#1: No. Norms which are induced by inner products are exactly those satisfying the "parallelogram law": $2 \| x \|^2 + 2 \| y \|^2 = \| x+y \|^2 + \| x-y \|^2$. In this case you have an inner product defined by the "polarization identity" $\langle x,y \rangle = \frac{1}{4} \left ( \| x+y \|^2 - \| x - y \|^2 \right )$ (with some small change in the complex case). Two norms on $\mathbb{R}^n$ for $n>1$ that do not have this property are the $1$ norm, $\| x \|_1=\sum_{i=1}^n |x_i|$, and the $\infty$ norm, $\| x \|_\infty = \max_i |x_i|$.
#2: No, there are many metric spaces which are not normed spaces. Many of these are not even vector spaces, but we can even equip vector spaces with metrics which are not compatible with norms (in the sense that there is no norm such that $\| x \|=d(x,0)$). For example, if we equip any vector space with positive dimension with the discrete metric, then the homogeneity property of the norm is violated: if $x \neq 0,\alpha \neq 0,|\alpha| \neq 1$, then $d(\alpha x,0)=d(x,0)=1 \neq |\alpha|$.
You have the following inclusions:
$$\{ \textrm{inner product vector spaces} \} \subsetneq \{ \textrm{normed vector spaces} \} \subsetneq \{ \textrm{metric spaces} \} \subsetneq \{ \textrm{topological spaces} \}.$$
Going from the left to the right in the above chain of inclusions, each "category of spaces" carries less structure. In inner product spaces, you can use the inner product to talk about both the length and the angle of vectors (because the inner product induces a norm). In a normed vector space, you can only talk about the length of vectors and use it to define a special metric on your space which will measure the distance between two vectors. In a metric space, the elements of the space don't even have to be vectors (and even if they are, the metric itself doesn't have to come from a norm) but you can still talk about the distance between two points in the space, open balls, etc. In a topological space, you can't talk about the distance between two points but you can talk about open neighborhoods.
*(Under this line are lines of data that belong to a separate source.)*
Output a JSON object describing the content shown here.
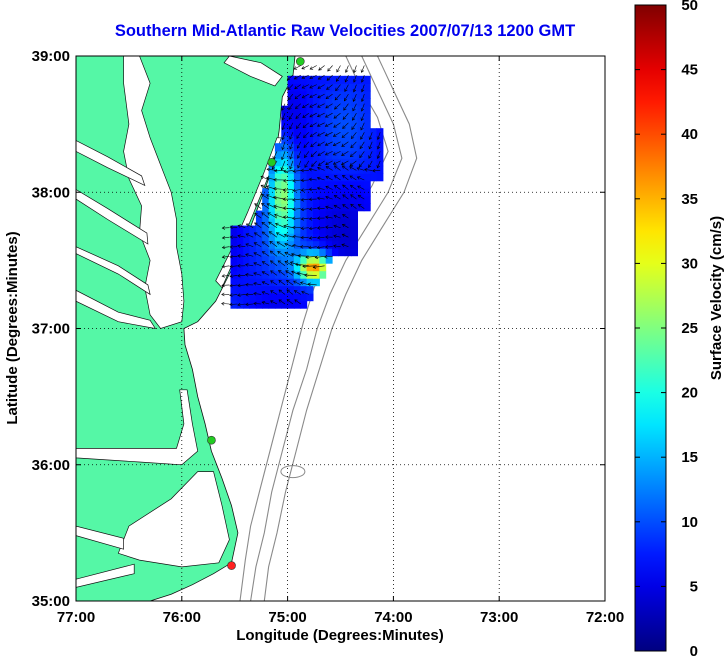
{
  "title": "Southern Mid-Atlantic Raw Velocities 2007/07/13 1200 GMT",
  "map": {
    "xlabel": "Longitude (Degrees:Minutes)",
    "ylabel": "Latitude (Degrees:Minutes)",
    "lon_range": [
      -77.0,
      -72.0
    ],
    "lat_range": [
      35.0,
      39.0
    ],
    "x_ticks": [
      "77:00",
      "76:00",
      "75:00",
      "74:00",
      "73:00",
      "72:00"
    ],
    "y_ticks": [
      "35:00",
      "36:00",
      "37:00",
      "38:00",
      "39:00"
    ],
    "gridlines": "dotted",
    "land_color": "#55f7a6",
    "bathymetry_color": "#8a8a8a",
    "stations": [
      {
        "lon": -74.88,
        "lat": 38.96,
        "color": "#22cc22"
      },
      {
        "lon": -75.15,
        "lat": 38.22,
        "color": "#22cc22"
      },
      {
        "lon": -75.72,
        "lat": 36.18,
        "color": "#22cc22"
      },
      {
        "lon": -75.53,
        "lat": 35.26,
        "color": "#ff2222"
      }
    ]
  },
  "colorbar": {
    "label": "Surface Velocity (cm/s)",
    "min": 0,
    "max": 50,
    "ticks": [
      "0",
      "5",
      "10",
      "15",
      "20",
      "25",
      "30",
      "35",
      "40",
      "45",
      "50"
    ],
    "colormap": "jet"
  }
}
Because of this inclusion, everything that works for general topological spaces will work in particular for all other spaces, but there are some things you can do in (say) normed vector spaces which don't make sense in a general topological space. For example, if you have a function $f \colon V \rightarrow \mathbb{R}$ on a normed vector space, you can define the directional derivative of $f$ at $p \in V$ in the direction $v \in V$ by the limit
$$ \lim_{t \to 0} \frac{f(p + tv) - f(p)}{t}. $$
In the definition, you are using the fact that you can add the vector $tv$ to the point $p$. If you try to mimick this definition in a topological space, then since the set itself doesn't have the structure of a vector space, you can't add two elements so this definition doesn't make sense. That's why during your studies you sometimes restrict your attention to a smaller category of spaces which has more structure so you can do more things in it.
You can discuss the notions of continuity, compactness only in the category (context) of topological spaces (but for reasons of simplicity it is often done in the beginning of one's studies in the category of metric spaces). However, once you want to discuss differentiability, then (in first approximation, before moving to manifolds) you need to restrict your category and work with normed vector spaces. If you also want to discuss the angle that two curves make, you will need to further restrict your category and work with inner product vector spaces in which the notion of angle makes sense, etc.
Best Answer
Let $\|x\|_1 := |x_1| + |x_2|$ be the $\ell_1$ norm on $\mathbb{R}^2$. Then the triangle inequality attains equality for $x=(1,0)$ and $y=(0,1)$ despite $x$ and $y$ not being parallel.